Elad also suggests that we might see M&A consolidation among existing AI clouds to combine market share and service offerings. I agree. While antitrust concerns have been front and center in recent tech M&As, most of these players seem too small to raise flags with FTC, especially if the argument is that such mergers would challenge the incumbents and therefore make cloud services overall more competitive.
Taking it one step further - will we begin to see vertical consolidation as well? E.g., could Scale AI acquire an AI cloud player, given some existing overlap in tooling and what seems a natural extension of Scale’s offerings? Or is it too risky - potentially alienating mainstream CSPs which Scale operates across today?
IV. What does the future hold for AI hardware?
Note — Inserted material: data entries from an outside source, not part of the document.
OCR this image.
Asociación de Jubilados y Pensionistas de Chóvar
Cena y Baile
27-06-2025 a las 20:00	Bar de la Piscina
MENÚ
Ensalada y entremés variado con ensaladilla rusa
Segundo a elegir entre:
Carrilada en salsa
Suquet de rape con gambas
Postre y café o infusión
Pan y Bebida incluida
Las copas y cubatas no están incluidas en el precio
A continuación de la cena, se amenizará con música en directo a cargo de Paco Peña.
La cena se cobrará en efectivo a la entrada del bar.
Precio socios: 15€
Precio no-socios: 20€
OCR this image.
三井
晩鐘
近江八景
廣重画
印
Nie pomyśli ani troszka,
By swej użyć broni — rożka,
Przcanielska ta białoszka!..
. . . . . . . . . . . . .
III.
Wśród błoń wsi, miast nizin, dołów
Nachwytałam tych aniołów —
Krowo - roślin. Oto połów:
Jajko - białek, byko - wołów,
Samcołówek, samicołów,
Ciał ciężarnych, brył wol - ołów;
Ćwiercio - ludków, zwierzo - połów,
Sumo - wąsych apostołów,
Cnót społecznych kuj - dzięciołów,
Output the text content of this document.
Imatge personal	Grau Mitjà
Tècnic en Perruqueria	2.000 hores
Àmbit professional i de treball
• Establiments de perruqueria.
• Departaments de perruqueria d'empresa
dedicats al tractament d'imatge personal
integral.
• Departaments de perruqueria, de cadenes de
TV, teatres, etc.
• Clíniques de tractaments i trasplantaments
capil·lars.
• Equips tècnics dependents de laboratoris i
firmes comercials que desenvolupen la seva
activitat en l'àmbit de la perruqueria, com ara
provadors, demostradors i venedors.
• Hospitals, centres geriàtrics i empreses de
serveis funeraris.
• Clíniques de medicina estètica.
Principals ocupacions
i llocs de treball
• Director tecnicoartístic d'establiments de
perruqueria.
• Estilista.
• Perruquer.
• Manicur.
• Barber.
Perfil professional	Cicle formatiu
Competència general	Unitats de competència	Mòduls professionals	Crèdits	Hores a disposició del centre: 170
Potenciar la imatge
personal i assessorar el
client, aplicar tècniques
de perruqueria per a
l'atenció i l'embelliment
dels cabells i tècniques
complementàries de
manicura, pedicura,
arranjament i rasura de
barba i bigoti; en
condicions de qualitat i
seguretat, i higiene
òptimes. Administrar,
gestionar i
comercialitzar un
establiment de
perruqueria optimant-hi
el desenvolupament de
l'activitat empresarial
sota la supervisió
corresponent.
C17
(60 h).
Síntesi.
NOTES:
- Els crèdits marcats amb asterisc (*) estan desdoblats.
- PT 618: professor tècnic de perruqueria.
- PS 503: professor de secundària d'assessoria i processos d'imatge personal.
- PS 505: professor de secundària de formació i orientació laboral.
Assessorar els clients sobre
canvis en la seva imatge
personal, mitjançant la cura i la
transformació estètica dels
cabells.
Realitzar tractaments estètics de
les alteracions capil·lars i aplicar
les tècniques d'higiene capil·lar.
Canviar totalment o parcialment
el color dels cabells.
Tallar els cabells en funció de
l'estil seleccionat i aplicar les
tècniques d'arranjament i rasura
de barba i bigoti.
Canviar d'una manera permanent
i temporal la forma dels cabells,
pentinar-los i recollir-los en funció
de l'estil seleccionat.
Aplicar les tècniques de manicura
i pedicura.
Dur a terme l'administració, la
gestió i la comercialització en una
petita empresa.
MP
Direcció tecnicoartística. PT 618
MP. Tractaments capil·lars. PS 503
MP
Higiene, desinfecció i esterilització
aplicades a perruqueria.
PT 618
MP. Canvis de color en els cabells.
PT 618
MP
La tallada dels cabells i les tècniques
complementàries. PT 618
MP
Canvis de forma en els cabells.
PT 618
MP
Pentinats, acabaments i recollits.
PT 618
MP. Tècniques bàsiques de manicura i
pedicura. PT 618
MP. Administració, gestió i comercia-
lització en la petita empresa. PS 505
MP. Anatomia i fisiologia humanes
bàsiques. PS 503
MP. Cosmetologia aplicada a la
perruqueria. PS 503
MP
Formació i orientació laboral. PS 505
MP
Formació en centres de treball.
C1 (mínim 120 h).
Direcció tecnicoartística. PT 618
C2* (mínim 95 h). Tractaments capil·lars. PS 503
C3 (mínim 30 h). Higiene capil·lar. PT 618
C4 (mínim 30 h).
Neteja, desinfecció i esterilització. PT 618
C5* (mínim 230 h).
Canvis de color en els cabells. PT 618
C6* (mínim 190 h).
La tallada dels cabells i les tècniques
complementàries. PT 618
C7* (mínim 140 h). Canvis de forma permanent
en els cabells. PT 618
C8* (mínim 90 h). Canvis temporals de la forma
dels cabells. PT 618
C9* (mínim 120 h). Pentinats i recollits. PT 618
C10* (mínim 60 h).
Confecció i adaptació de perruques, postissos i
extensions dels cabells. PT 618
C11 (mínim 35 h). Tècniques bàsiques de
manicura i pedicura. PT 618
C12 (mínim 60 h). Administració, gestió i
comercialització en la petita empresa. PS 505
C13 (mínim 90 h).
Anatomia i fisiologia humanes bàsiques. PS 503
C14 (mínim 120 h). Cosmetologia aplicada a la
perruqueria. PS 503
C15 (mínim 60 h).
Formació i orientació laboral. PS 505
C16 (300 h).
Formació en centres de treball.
Elad’s piece didn’t touch on this, but I’ve been wondering lately. On one hand, NVIDIA’s market cap surpassed $1 trillion last year; on the other hand, we know many others are thinking about challenging NVIDIA’s dominance:
Sam Altman is reportedly raising billions for an AI chip venture.
Masayoshi Son is apparently contemplating a similar but bigger move ($100 billion).
Microsoft announced late last year that it has built its first custom AI chip to train models.
Shortly after, Amazon released a new version of its Trainium chip.
Google is using DeepMind AI to design AI processors like its TPUs.
AMD, Qualcomm, and Intel are playing catch-up with chips designed for “Edge AI” - models that run locally on devices such as laptops, phones, and tablets.
What has Apple been cooking up (in its typical low-key fashion until a tangible product is ready for launch)?
And finally, what will we see from mainland China?
The AI chip war is just getting started.